- Police Beat
- The Forecaster
Deans, school cop in jeopardy; pay-to-play likely
CUMBERLAND — School Administrative District 51 officials presented a flat budget to a public hearing Tuesday, down from the 2.56 percent increase detailed last week.
The 2.56 percent increase was down from an initial 2.98 percent increase proposed last month. The newest budget is $700,000 less than the one previously proposed, for a total budget of $28 million.
Under the previously proposed budget, North Yarmouth would have seen a 12.2 percent tax increase, or $1.32 per $1,000 of assessed value, because of the school budget. The new budget reduces that increase to 8.2 percent, or 92 cents.
Cumberland was previously looking at a 6.8 percent, or 95-cent, increase to the mil rate. The new budget brings that down to 3.4 percent, or 47 cents.
The disproportionate increases are due to the state funding formula, which is based on state equalized valuations. North Yarmouth’s valuation increased 13 percent in 2008, while Cumberland’s increased about 6 percent.
Though appreciative of the hard work to whittle the budget down, many citizens and some School Board members were not as supportive of the specific cuts suggested, which include cutting the deans of students at both the middle and high school, as well as cutting the school resource officer (a police officer) at the high school.
By cutting both high school positions, “we’d be giving up a level of personal attention and support,” high school Principal Chris Mosca said. “I would expect a negative impact.”
“Yes, we can run a school without a dean,” he added, but “without a dean and the SRO, it would be difficult of ensure safety and well-being within the school.”
Middle school Principal Kim Brandt agreed that her dean of students is integral in helping students – especially those not otherwise finding success – form relationships, feel safe, and succeed in the classroom.
Most of the residents who spoke Tuesday agreed that cutting all three positions is not ideal, and comes too close to the students.
Other cuts that received public comment included getting rid of two teacher leader positions and cutting some stipends, which fund extra school programs put on by teachers, staff, or community members.
Two other teacher leader positions were shifted from taxpayers to federal stimulus grant funding, which was announced Tuesday morning.

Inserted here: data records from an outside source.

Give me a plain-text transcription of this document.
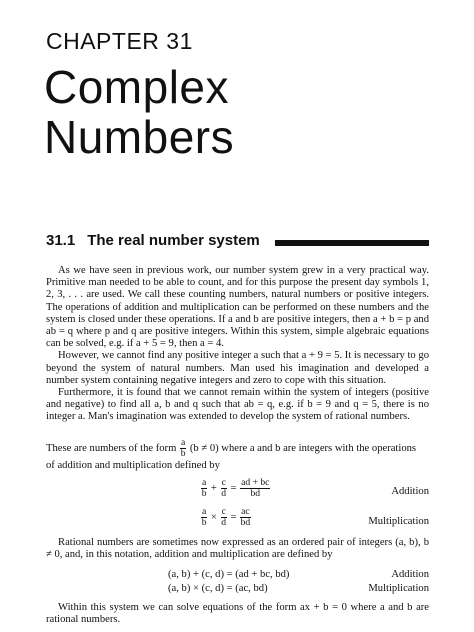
CHAPTER 31
Complex
Numbers
31.1 The real number system

As we have seen in previous work, our number system grew in a very practical way. Primitive man needed to be able to count, and for this purpose the present day symbols 1, 2, 3, . . . are used. We call these counting numbers, natural numbers or positive integers. The operations of addition and multiplication can be performed on these numbers and the system is closed under these operations. If a and b are positive integers, then a + b = p and ab = q where p and q are positive integers. Within this system, simple algebraic equations can be solved, e.g. if a + 5 = 9, then a = 4.

However, we cannot find any positive integer a such that a + 9 = 5. It is necessary to go beyond the system of natural numbers. Man used his imagination and developed a number system containing negative integers and zero to cope with this situation.

Furthermore, it is found that we cannot remain within the system of integers (positive and negative) to find all a, b and q such that ab = q, e.g. if b = 9 and q = 5, there is no integer a. Man's imagination was extended to develop the system of rational numbers.

These are numbers of the form $\frac{a}{b} (b \ne 0)$ where a and b are integers with the operations
of addition and multiplication defined by
$\frac{a}{b} + \frac{c}{d} = \frac{ad + bc}{bd}$	Addition
$\frac{a}{b} \times \frac{c}{d} = \frac{ac}{bd}$	Multiplication

Rational numbers are sometimes now expressed as an ordered pair of integers (a, b), b ≠ 0, and, in this notation, addition and multiplication are defined by

(a, b) + (c, d) = (ad + bc, bd)	Addition
(a, b) × (c, d) = (ac, bd)	Multiplication

Within this system we can solve equations of the form ax + b = 0 where a and b are rational numbers.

That grant funding will also allow the schools to put one sixth-grade teacher back into the budget. At the School Board meeting last week, a majority of public speakers suggested that class sizes for the incoming sixth grade are too large and putting one teacher back into the budget would solve that issue.
The district has already recieved more than $500,000 in federal stimulus funds, which offset a $350,000 curtailment ordered by the state last winter and will cause next year’s state subsidy to increase by $231,000. The schools are working with police to apply for another stimulus grant that would fund the school resource officer. That grant will be announced by July.

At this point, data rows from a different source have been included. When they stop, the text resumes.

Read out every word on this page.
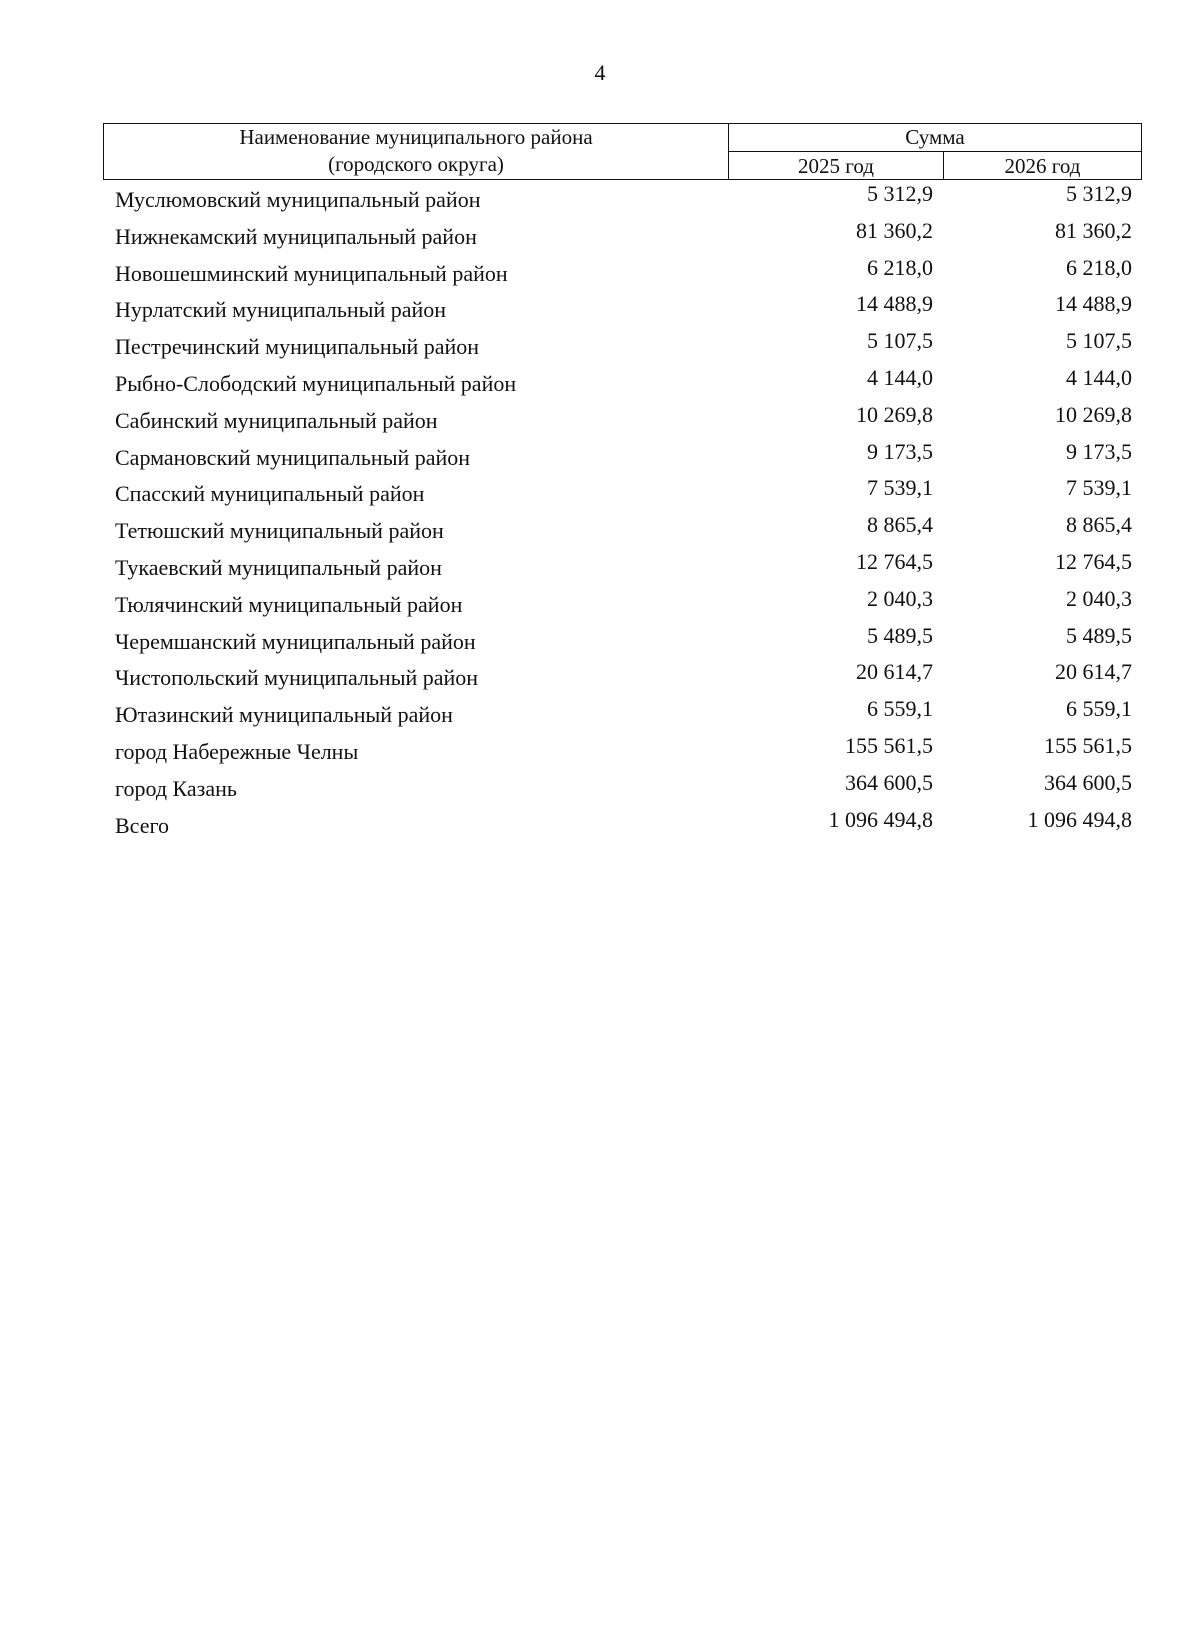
4
Наименование муниципального района
(городского округа)
Сумма
2025 год	2026 год
Муслюмовский муниципальный район	5 312,9	5 312,9
Нижнекамский муниципальный район	81 360,2	81 360,2
Новошешминский муниципальный район	6 218,0	6 218,0
Нурлатский муниципальный район	14 488,9	14 488,9
Пестречинский муниципальный район	5 107,5	5 107,5
Рыбно-Слободский муниципальный район	4 144,0	4 144,0
Сабинский муниципальный район	10 269,8	10 269,8
Сармановский муниципальный район	9 173,5	9 173,5
Спасский муниципальный район	7 539,1	7 539,1
Тетюшский муниципальный район	8 865,4	8 865,4
Тукаевский муниципальный район	12 764,5	12 764,5
Тюлячинский муниципальный район	2 040,3	2 040,3
Черемшанский муниципальный район	5 489,5	5 489,5
Чистопольский муниципальный район	20 614,7	20 614,7
Ютазинский муниципальный район	6 559,1	6 559,1
город Набережные Челны	155 561,5	155 561,5
город Казань	364 600,5	364 600,5
Всего	1 096 494,8	1 096 494,8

Also included in the latest budget are cuts to employee training, tuition reimbursement, library books, supplies and equipment. One further change, which will require a change of policy, calls for “pay-to-play” fees for athletics to fund $100,000 of that department. Details of those fees were not available, because a formal policy has not yet been discussed by the board.
Another measure to cut expenses, which faces a teacher union vote later this week, is one furlough day for all staff. The school board had asked Superintendent Robert Hasson to approach the union and other staff to ask about the possibility of reopening contracts to either cut next year’s wage increases or find other ways of keeping the budget down. Hasson had already been talking with the union about a furlough day, and will move forward with that proposal.
Schools are currently in session for one day more than required by the state. The furlough would cut that day – employees would not work, and would not be paid, which school officials estimated would save $80,000.
Hasson and other administrators will review all public comment and further adjust the budget for a final board budget meeting scheduled for April 27 at 7 p.m. in Town Hall. The board will vote that night to set a budget for public validation.
On May 21, the traditional public forum on the budget will take place, preparing residents for a May 26 budget referendum. The time and location of the May 21 meeting has not yet been posted.